In another comparison study, agave syrup that retained most of its fructans (about 55% fructan content) led to 35% less weight gain, 18 to 22% lower triglycerides, and dramatically reduced oxidative stress compared to highly processed agave syrup that was mostly free fructose. Once the fructans were broken down into simple fructose, the syrup behaved much like high-fructose corn syrup, promoting insulin resistance and fat accumulation in the liver.

The takeaway: agave fructans are beneficial. Agave-derived alcohol is not the same thing.

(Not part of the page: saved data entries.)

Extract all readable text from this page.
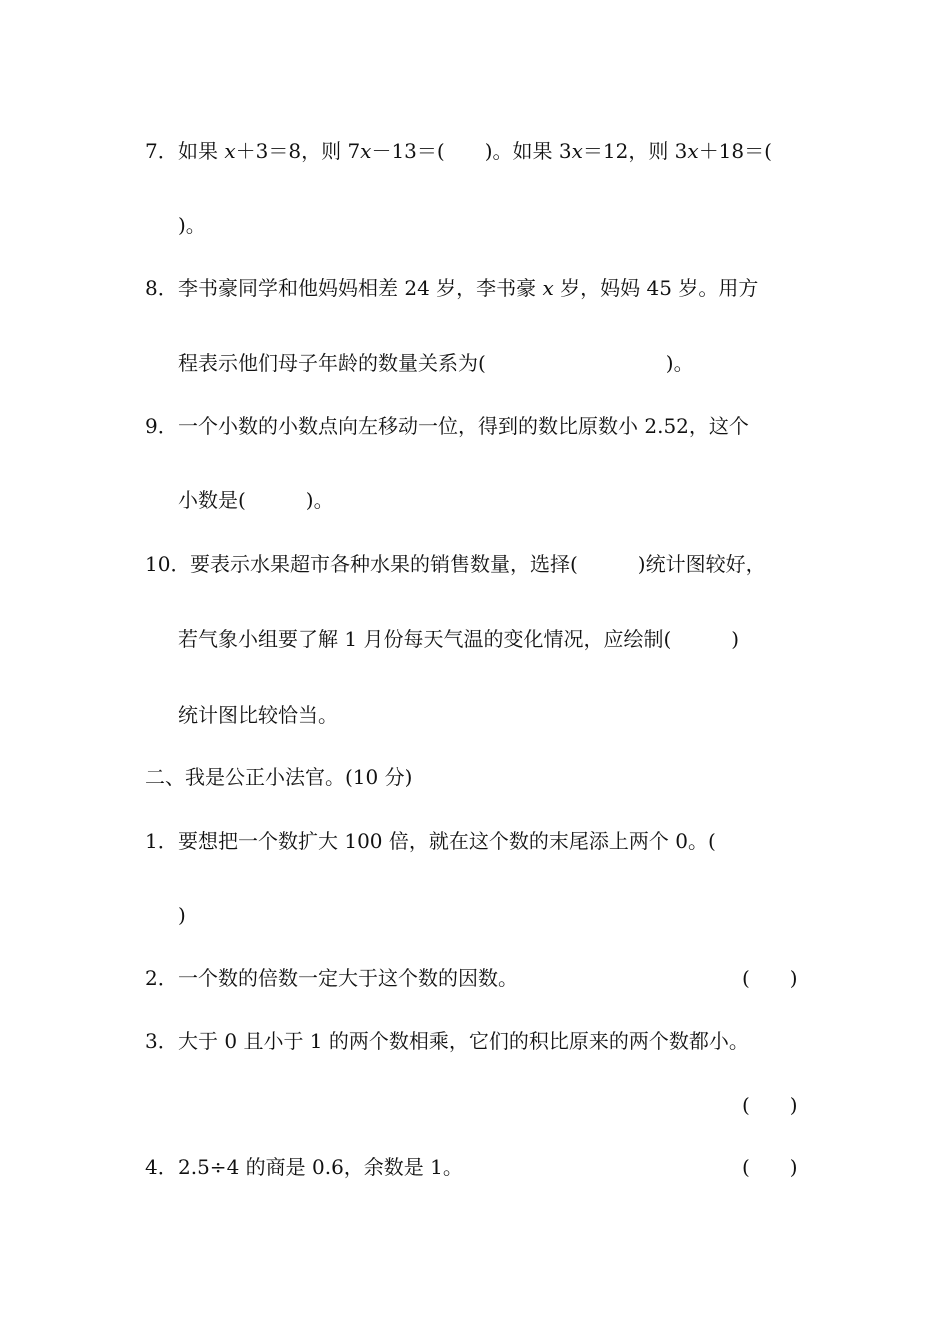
7． 如果 x＋3＝8，则 7x－13＝(　　)。如果 3x＝12，则 3x＋18＝(
)。
8． 李书豪同学和他妈妈相差 24 岁，李书豪 x 岁，妈妈 45 岁。用方
程表示他们母子年龄的数量关系为(　　　　　　　　　)。
9． 一个小数的小数点向左移动一位，得到的数比原数小 2.52，这个
小数是(　　　)。
10． 要表示水果超市各种水果的销售数量，选择(　　　)统计图较好，
若气象小组要了解 1 月份每天气温的变化情况，应绘制(　　　)
统计图比较恰当。
二、我是公正小法官。(10 分)
1． 要想把一个数扩大 100 倍，就在这个数的末尾添上两个 0。(
)
2． 一个数的倍数一定大于这个数的因数。	(　　)
3． 大于 0 且小于 1 的两个数相乘，它们的积比原来的两个数都小。
(　　)
4． 2.5÷4 的商是 0.6，余数是 1。	(　　)
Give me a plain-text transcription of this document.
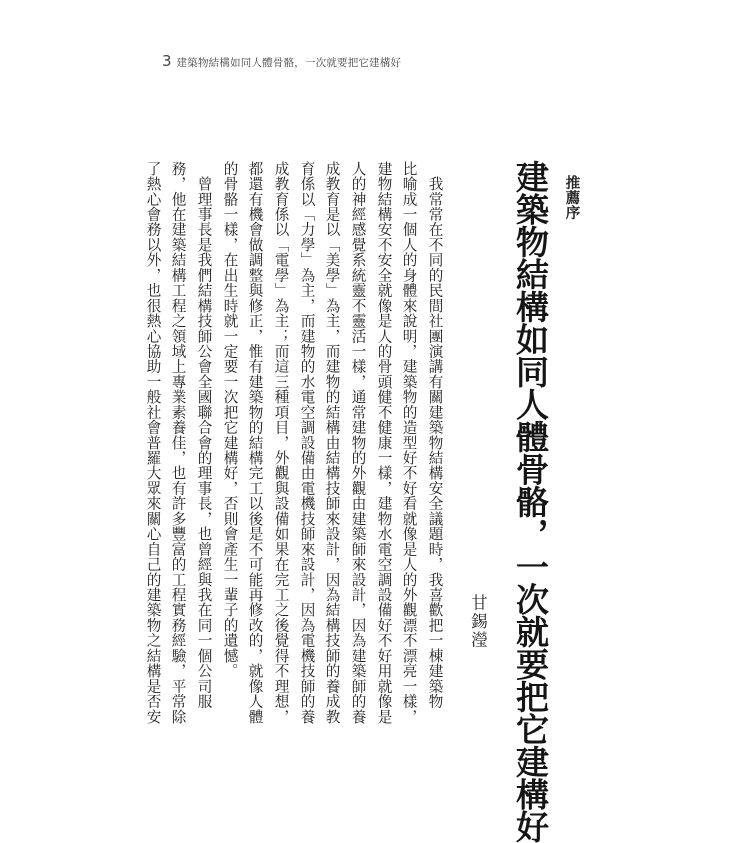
3 建築物結構如同人體骨骼，一次就要把它建構好
推薦序
建築物結構如同人體骨骼，一次就要把它建構好
甘錫瀅
　我常常在不同的民間社團演講有關建築物結構安全議題時，我喜歡把一棟建築物
比喻成一個人的身體來說明，建築物的造型好不好看就像是人的外觀漂不漂亮一樣，
建物結構安不安全就像是人的骨頭健不健康一樣，建物水電空調設備好不好用就像是
人的神經感覺系統靈不靈活一樣，通常建物的外觀由建築師來設計，因為建築師的養
成教育是以「美學」為主，而建物的結構由結構技師來設計，因為結構技師的養成教
育係以「力學」為主，而建物的水電空調設備由電機技師來設計，因為電機技師的養
成教育係以「電學」為主；而這三種項目，外觀與設備如果在完工之後覺得不理想，
都還有機會做調整與修正，惟有建築物的結構完工以後是不可能再修改的，就像人體
的骨骼一樣，在出生時就一定要一次把它建構好，否則會產生一輩子的遺憾。
　曾理事長是我們結構技師公會全國聯合會的理事長，也曾經與我在同一個公司服
務，他在建築結構工程之領域上專業素養佳，也有許多豐富的工程實務經驗，平常除
了熱心會務以外，也很熱心協助一般社會普羅大眾來關心自己的建築物之結構是否安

How Tequila Compares to Other Spirits

Tequila does have a few minor advantages over some other liquors, though none of them qualify as “health benefits.” A standard shot of tequila contains roughly 97 calories with zero carbohydrates, zero sugar, and zero fat. That’s comparable to vodka or whiskey and lower than sugary cocktails, sweet wines, or beer. If you’re choosing a drink and counting calories, straight tequila is a relatively lean option.

Quality matters here more than with most spirits. Tequila labeled “100% agave” contains only distilled agave sugars. Mixto tequila, which only needs to be 51% agave, can include a range of additives: colorings, flavorings, and other non-agave ingredients. Producers of mixto tequila are not required to disclose what additives they use, so you won’t know what’s in the bottle. If you drink tequila, choosing 100% agave at least eliminates those unknowns.

The Alcohol Problem You Can’t Get Around

No matter how pure the tequila, it still contains ethanol, and ethanol is the component that causes harm. The World Health Organization states plainly that health risks increase in a dose-dependent manner: the more you drink and the more often you drink, the greater the danger. Risks rise exponentially with the amount consumed in a single sitting, which is particularly relevant to tequila given how often it’s consumed as shots.

The WHO also notes that defining a universally safe level of alcohol consumption is essentially impossible, because any amount carries some degree of short-term and long-term risk. Alcohol is linked to several types of cancer, liver disease, cardiovascular problems, and mental health effects. These risks apply equally whether the alcohol comes from tequila, wine, beer, or any other source.

The Bottom Line on Tequila and Health

The pattern behind most tequila health claims follows a predictable formula: researchers study a compound found in the agave plant, that compound shows benefits in animal studies, and then headlines attribute those benefits to the finished spirit. But the distillation process strips out the very compounds that made the research promising. Drinking tequila does not deliver agavins, prebiotics, or bone-building fructans to your body. It delivers ethanol, water, and trace flavor compounds.

If you enjoy tequila in moderation, choosing 100% agave and drinking it straight (rather than in sugary margaritas) is the least harmful way to go about it. But framing any alcoholic drink as “good for you” requires ignoring what the science consistently shows about alcohol itself.